The proposed deal will create one of the UK’s largest shopping centre operators with a £21bn portfolio of retail developments across Europe.
Liberum said since the combined group will own 13 of the top 20 ranked shopping centres, it may struggle to gain approval by the Competition and Markets Authority.
CMA approval will depend how the regulator perceives the retail market, Liberum said, noting the “polarisation towards destination shopping centres, online disintermediation and a wide and deep retail property market”
Third party offer for Intu possible
Still, Liberum said Hammerson has made a “good start” to securing the business as it has received irrevocables and letters of intent relating to 50.6% of the issued share capital in Intu.

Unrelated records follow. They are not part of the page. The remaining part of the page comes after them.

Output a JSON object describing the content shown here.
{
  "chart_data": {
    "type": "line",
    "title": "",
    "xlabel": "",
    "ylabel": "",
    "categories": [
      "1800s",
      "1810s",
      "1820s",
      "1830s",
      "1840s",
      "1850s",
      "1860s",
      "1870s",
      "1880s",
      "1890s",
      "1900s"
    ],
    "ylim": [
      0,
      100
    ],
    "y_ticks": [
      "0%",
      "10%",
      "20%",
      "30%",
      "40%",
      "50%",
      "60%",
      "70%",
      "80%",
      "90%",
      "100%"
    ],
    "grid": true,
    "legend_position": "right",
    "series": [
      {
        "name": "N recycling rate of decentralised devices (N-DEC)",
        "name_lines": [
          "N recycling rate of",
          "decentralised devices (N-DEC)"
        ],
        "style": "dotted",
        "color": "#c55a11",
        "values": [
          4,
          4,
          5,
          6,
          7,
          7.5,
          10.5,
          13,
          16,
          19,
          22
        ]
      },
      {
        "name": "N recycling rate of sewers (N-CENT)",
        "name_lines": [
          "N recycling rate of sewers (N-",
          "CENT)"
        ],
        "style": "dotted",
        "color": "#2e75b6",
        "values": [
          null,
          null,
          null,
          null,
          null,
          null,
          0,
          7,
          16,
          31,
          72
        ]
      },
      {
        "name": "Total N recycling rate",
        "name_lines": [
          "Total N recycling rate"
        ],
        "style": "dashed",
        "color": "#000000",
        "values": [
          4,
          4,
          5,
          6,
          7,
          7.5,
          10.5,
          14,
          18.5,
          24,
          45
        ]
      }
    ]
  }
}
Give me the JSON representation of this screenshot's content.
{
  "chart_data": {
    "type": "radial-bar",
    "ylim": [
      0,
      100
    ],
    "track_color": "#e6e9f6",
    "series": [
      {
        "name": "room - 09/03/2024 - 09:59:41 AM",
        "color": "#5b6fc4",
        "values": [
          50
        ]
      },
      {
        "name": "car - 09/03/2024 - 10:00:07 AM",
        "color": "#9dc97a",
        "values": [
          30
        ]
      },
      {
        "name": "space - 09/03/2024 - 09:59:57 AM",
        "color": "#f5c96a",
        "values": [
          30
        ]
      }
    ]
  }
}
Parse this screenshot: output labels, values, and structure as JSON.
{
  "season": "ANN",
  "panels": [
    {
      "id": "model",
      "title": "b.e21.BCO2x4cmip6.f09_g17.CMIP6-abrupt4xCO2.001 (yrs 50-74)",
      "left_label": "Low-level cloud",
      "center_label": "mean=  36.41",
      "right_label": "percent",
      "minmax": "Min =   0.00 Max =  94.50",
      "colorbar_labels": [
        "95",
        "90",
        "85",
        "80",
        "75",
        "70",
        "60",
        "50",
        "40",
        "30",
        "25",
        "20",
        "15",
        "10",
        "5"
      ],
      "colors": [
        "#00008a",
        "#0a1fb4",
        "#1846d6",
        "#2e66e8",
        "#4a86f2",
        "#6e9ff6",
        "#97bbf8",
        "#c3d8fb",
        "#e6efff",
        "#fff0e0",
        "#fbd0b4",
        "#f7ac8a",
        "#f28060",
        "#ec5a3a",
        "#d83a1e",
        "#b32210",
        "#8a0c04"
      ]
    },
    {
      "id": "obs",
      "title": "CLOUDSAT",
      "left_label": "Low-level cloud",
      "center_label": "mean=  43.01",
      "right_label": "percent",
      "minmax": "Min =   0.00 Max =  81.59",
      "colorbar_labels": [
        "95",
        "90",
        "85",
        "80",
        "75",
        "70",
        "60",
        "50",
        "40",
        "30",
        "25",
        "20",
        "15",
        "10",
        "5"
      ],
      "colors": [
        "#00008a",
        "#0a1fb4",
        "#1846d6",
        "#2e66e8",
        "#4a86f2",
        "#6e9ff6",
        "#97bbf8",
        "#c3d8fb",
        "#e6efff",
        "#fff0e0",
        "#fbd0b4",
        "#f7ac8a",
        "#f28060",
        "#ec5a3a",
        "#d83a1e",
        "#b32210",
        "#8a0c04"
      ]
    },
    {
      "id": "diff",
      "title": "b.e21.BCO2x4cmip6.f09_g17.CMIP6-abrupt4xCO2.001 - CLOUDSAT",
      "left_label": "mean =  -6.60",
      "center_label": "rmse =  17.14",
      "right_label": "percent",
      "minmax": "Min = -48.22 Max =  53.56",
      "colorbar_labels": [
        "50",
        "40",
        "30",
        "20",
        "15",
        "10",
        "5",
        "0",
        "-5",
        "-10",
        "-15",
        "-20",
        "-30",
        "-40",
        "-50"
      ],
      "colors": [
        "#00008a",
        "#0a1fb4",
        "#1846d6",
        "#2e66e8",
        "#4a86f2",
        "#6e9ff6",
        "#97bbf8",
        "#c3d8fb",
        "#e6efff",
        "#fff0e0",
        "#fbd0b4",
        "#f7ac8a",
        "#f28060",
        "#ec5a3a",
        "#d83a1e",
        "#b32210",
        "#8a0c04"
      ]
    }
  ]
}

The broker thinks it is a “sensible combination” and estimated cost savings from the deal should add about 5% to pre-tax profits of the merged group.
Hammerson estimates pre-tax cost synergies of about £25mln per year in the second year following completion of the takeover. It expects the deal to be accretive to earnings in the first full financial year and will take a one-off cash cost of £40mln for the integration of Intu.
“We believe scale increasingly matters in retail REIT ownership and in this respect the combination makes sense and we would back Hammerson's management to deliver its targeted savings,” Liberum said.
“We also believe Hammerson has a good track record in delivering operational and financial savings to increase earnings efficiency and we see lots of potential in Intu.”
Hammerson’s offer of 253.9p per share represents a 28% premium to Intu's closing price on Tuesday but a 34% discount to the last reported European Public Real Estate index net asset value.
"Intu shares were down over 25% in the year to date before the announcement so it’s an opportunistic buy," said Jasper Lawler, head of research at CMC Markets.
"Intu share prices losses have accelerated on signs British shoppers are tightening purse strings."
Brexit and tough competition hits retailers
The retail sector has also been under pressure as consumers have been squeezed by higher inflation, reflecting a slump in the pound since the UK voted to leave the European Union.
Tough competition from online rivals, including Amazon, has added to the strain on bricks-and-mortar retailers.
“The cost of living squeeze on UK consumers from higher inflation is forcing companies like Hammerson and Intu into action," said Lawler.
“Shareholders will want to see assets sold down in the merged company to help fund the deal and to reflect the lower demand for brick and mortar stores.”
Hammerson is to sell £2bn worth of its property portfolio to support “higher return opportunities”, and on Wednesday said that it was selling its stake in Saint Sébastien shopping centre in Nancy, France to AEW Ciloger.